I want to update my code of pyspark. In the pyspark, it must put the base model in a pipeline, the office demo of pipeline use the LogistictRegression as an base model. However, it seems not be able to use XGboost model in the pipeline api. How can I use the pyspark like this
from xgboost import XGBClassifier
...
model = XGBClassifier()
model.fit(X_train, y_train)
pipeline = Pipeline(stages=[..., model, ...])
...
It is convenient to use the pipeline api, so can anybody give some advices? Thanks.
As usual, you start by importing the library xgboost and other important libraries that you will be using for building the model. Note you can install python libraries like xgboost on your system using pip install xgboost on cmd. Separate the target variable and rest of the variables using . iloc to subset the data.
The built-in distributed XGBoost algorithm works on numerical tabular data. Each row of a dataset represents one instance, and each column of a dataset represents a feature value. The target column represents the value you want to predict.
XGBoost has frameworks for various languages, including Python, and it integrates nicely with the commonly used scikit-learn machine learning framework used by Python data scientists. It can be used to solve classification and regression problems, so is suitable for the vast majority of common data science challenges.
There is no XGBoost classifier in Apache Spark ML (as of version 2.3). Available models are listed here : https://spark.apache.org/docs/2.3.0/ml-classification-regression.html
If you want to use XGBoost you should do it without pyspark (convert your spark dataframe to a pandas dataframe with .toPandas()

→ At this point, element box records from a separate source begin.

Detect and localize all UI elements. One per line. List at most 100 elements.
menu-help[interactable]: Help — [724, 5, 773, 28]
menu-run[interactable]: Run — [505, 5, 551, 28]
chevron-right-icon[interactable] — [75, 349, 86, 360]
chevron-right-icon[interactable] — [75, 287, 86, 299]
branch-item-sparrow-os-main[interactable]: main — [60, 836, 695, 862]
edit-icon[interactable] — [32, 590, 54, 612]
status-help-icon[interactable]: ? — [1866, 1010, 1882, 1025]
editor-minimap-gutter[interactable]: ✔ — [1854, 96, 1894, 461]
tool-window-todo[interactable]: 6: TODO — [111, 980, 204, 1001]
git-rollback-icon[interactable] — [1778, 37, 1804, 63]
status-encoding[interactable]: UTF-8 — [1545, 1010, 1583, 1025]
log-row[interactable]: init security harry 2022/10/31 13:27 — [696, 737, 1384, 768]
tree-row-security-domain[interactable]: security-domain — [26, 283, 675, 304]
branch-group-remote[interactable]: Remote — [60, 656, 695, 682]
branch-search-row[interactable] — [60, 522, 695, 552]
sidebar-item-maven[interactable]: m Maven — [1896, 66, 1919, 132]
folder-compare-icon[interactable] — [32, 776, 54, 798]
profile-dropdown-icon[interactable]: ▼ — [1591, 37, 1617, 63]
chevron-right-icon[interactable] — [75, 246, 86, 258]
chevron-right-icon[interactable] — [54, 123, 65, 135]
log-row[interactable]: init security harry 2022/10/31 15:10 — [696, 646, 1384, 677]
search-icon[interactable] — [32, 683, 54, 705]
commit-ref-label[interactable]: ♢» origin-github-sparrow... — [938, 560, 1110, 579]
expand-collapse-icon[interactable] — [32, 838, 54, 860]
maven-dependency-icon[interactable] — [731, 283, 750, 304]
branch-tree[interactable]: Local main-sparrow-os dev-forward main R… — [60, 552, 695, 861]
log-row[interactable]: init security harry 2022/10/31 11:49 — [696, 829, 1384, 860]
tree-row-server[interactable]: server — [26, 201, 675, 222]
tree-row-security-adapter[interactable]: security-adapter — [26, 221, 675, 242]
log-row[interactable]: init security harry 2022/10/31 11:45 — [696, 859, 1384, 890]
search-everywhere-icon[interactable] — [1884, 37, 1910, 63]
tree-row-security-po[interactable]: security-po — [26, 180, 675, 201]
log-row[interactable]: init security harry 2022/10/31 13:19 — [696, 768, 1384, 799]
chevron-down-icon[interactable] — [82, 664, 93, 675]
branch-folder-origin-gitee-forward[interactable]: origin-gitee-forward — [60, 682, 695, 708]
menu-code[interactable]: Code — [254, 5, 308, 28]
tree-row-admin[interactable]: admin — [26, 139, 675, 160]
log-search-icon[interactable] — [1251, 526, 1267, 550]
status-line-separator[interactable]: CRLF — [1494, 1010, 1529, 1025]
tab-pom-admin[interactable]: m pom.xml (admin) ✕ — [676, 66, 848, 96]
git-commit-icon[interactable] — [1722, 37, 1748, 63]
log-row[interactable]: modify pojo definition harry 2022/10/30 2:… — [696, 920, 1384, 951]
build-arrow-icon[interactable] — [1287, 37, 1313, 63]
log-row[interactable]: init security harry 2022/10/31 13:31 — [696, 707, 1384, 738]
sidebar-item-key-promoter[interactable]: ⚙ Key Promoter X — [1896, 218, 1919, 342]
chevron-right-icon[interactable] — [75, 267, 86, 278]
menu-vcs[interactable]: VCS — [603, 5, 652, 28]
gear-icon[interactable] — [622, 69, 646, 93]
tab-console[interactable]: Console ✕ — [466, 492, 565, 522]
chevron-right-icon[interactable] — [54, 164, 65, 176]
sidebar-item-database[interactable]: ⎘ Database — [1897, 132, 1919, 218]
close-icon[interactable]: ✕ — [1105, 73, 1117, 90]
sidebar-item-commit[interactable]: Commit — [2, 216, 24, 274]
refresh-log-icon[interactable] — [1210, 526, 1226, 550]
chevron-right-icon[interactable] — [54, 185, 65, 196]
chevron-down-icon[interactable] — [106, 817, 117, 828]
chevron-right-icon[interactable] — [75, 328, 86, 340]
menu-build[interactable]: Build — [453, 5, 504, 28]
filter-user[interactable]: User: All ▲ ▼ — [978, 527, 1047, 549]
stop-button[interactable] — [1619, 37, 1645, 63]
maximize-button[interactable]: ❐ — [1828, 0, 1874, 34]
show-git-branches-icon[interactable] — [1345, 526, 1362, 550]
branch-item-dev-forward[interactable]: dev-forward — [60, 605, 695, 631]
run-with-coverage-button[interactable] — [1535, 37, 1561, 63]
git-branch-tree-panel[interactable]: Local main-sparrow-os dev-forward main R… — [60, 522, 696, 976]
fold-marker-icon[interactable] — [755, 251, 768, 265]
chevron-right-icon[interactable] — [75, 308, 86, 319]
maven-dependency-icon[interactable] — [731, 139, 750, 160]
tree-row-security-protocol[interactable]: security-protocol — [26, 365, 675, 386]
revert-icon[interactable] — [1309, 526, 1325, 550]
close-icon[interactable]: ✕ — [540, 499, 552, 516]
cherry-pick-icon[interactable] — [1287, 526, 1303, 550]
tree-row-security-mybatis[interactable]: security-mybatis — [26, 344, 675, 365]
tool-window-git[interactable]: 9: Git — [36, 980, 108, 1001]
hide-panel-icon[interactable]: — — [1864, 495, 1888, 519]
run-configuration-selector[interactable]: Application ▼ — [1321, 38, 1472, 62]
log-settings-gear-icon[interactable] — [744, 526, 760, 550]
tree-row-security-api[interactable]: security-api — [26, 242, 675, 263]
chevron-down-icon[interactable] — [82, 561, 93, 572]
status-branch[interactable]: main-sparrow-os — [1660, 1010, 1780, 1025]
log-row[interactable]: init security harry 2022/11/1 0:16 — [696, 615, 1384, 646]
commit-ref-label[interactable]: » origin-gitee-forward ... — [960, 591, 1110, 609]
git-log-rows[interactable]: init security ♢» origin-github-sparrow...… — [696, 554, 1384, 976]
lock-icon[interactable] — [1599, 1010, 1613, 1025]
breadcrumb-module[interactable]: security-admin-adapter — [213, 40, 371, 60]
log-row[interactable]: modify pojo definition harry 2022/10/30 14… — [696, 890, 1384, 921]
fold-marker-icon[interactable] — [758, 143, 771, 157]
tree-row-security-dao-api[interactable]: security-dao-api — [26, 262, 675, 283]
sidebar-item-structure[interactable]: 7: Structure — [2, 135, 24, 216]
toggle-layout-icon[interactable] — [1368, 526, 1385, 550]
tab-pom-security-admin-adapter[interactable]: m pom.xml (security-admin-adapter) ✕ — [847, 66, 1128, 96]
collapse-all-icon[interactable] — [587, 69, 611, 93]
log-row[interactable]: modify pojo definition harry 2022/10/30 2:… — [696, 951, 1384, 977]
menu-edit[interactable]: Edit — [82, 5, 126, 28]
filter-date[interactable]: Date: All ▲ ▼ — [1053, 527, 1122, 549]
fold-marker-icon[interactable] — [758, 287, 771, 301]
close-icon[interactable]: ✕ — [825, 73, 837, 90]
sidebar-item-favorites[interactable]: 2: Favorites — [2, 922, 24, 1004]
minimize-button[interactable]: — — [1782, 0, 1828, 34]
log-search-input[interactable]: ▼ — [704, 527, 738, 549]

) or use another algorithm (https://spark.apache.org/docs/2.3.0/api/python/pyspark.ml.html#module-pyspark.ml.classification).
But if you really want to use XGBoost with pyspark, you'll have to dive into pyspark to implement a distributed XGBoost yourself. Here is an article where they do so : http://dmlc.ml/2016/10/26/a-full-integration-of-xgboost-and-spark.html
There is a maintained (used in production by several companies) distributed XGBoost library as mentioned above (https://github.com/dmlc/xgboost), however to use it from PySpark is a bit tricky, someone made a working pyspark wrapper for version 0.72 of the library, with 0.8 support in progress.
See here https://medium.com/@bogdan.cojocar/pyspark-and-xgboost-integration-tested-on-the-kaggle-titanic-dataset-4e75a568bdb, and https://github.com/dmlc/xgboost/issues/1698 for the full discussion.
Make sure the xgboost jars are in your pyspark jar path.